Specifically, the percent change in the differential (or swap rate) and the percent change in the euro have a 0.56 correlation over the past 60 days. It is roughly the same over the past 30 sessions. Both are at near multi-year extremes. On a purely directional basis, the correlation is even greater (~0.66)
It makes sense then to look at the drivers of the interest rate differential to back into a view of the euro. The multiyear high was set shortly before the Fed hiked rates last month just shy of 223 bp. By the start of this week, it had fallen to 192 bp, almost a three-month low. It is now near 198 bp.
Let’s look at the two components separately. The first chart (Bloomberg) shows the German two-year yield. The yield rose 20 bp since April 18. There seemed like a couple of drivers. First, half of the increase appears to be the unwinding of safe haven demand after the first round of the French presidential contest.
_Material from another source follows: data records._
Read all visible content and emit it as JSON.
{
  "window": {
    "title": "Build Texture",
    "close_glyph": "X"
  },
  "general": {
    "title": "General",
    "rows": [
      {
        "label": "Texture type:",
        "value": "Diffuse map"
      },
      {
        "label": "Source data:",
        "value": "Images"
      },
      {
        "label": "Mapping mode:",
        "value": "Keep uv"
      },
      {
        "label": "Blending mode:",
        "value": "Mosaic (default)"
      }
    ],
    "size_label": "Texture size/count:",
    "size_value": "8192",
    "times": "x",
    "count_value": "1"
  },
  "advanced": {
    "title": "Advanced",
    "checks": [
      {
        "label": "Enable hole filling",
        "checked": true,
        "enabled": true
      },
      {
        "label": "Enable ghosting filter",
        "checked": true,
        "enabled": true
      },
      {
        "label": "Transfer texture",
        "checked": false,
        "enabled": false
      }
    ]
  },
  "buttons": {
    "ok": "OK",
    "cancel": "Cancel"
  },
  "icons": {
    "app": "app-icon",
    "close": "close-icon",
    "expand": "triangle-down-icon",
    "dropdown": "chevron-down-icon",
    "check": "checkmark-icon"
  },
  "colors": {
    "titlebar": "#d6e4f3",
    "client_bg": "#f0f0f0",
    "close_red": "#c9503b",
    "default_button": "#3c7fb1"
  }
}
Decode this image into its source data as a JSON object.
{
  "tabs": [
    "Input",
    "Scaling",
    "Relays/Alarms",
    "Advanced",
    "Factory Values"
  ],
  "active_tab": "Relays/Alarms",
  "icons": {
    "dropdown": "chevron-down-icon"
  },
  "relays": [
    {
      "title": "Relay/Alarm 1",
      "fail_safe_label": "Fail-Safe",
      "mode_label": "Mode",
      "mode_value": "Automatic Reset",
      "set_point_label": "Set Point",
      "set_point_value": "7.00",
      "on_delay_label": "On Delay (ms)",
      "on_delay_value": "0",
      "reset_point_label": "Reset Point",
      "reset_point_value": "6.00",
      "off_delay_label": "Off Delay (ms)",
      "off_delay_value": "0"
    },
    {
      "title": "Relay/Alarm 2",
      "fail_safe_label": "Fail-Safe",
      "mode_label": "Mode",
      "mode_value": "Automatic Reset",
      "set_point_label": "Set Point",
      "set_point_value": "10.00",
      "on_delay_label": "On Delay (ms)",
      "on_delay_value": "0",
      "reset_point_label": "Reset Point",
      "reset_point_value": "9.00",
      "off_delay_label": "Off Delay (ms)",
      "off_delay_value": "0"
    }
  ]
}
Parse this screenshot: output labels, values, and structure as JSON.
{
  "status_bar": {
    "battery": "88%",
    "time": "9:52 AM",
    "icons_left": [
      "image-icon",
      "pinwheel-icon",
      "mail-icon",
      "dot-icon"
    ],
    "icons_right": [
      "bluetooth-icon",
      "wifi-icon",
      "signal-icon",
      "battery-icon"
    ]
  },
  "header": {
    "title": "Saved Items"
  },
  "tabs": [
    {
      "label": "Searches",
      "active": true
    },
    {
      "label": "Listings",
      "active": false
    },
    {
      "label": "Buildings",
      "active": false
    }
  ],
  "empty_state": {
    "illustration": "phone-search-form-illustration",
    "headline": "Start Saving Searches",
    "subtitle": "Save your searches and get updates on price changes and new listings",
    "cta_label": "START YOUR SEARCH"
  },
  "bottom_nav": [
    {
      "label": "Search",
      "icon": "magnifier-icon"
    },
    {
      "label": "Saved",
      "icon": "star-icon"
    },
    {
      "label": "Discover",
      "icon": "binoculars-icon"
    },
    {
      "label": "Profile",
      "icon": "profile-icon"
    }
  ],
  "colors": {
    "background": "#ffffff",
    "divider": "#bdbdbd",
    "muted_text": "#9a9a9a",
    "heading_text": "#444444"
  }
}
Second, there is much talk about the ECB changing its guidance or policies as growth seems solid. The German yield (minus ~70 bp) is near the upper end of its nearly five-month range. The momentum has waned. If the ECB does not tweak its securities lending program tomorrow, the rate is likely to fall back into deeper negative territory as the pressure spurred by the shortage of short-term German paper, (which the BBK appears to have been buying) that is used for collateral (as well as investment).
The other side of the spread is the US yield. Since the March 15 Fed hike, the two-year note yield fell from 1.40% to nearly 1.15%, where it bottomed last week. The pullback seemed to be largely a function of some profit-taking, disappointment that the Fed was not more hawkish, and some soft US data.
The yield is now at the upper end of where it has been over the past month, knocking on the 1.30% level. A move above there would lift the technical tone.
For good reason, no one expects the Fed to move next month, but the prospect of a June hike is increasing. Bloomberg’s calculation puts the odds at 61%, and the CME says 67% chance. Apparently, the hawks at the ECB warn that the forward guidance can change in June. Even if it materializes, the Fed could be delivering its third hike since last November’s election. Around the time, the ECB may announce that it will slow its asset purchases with an eye to wind down the program, the Fed may be starting to shrink its balance sheet.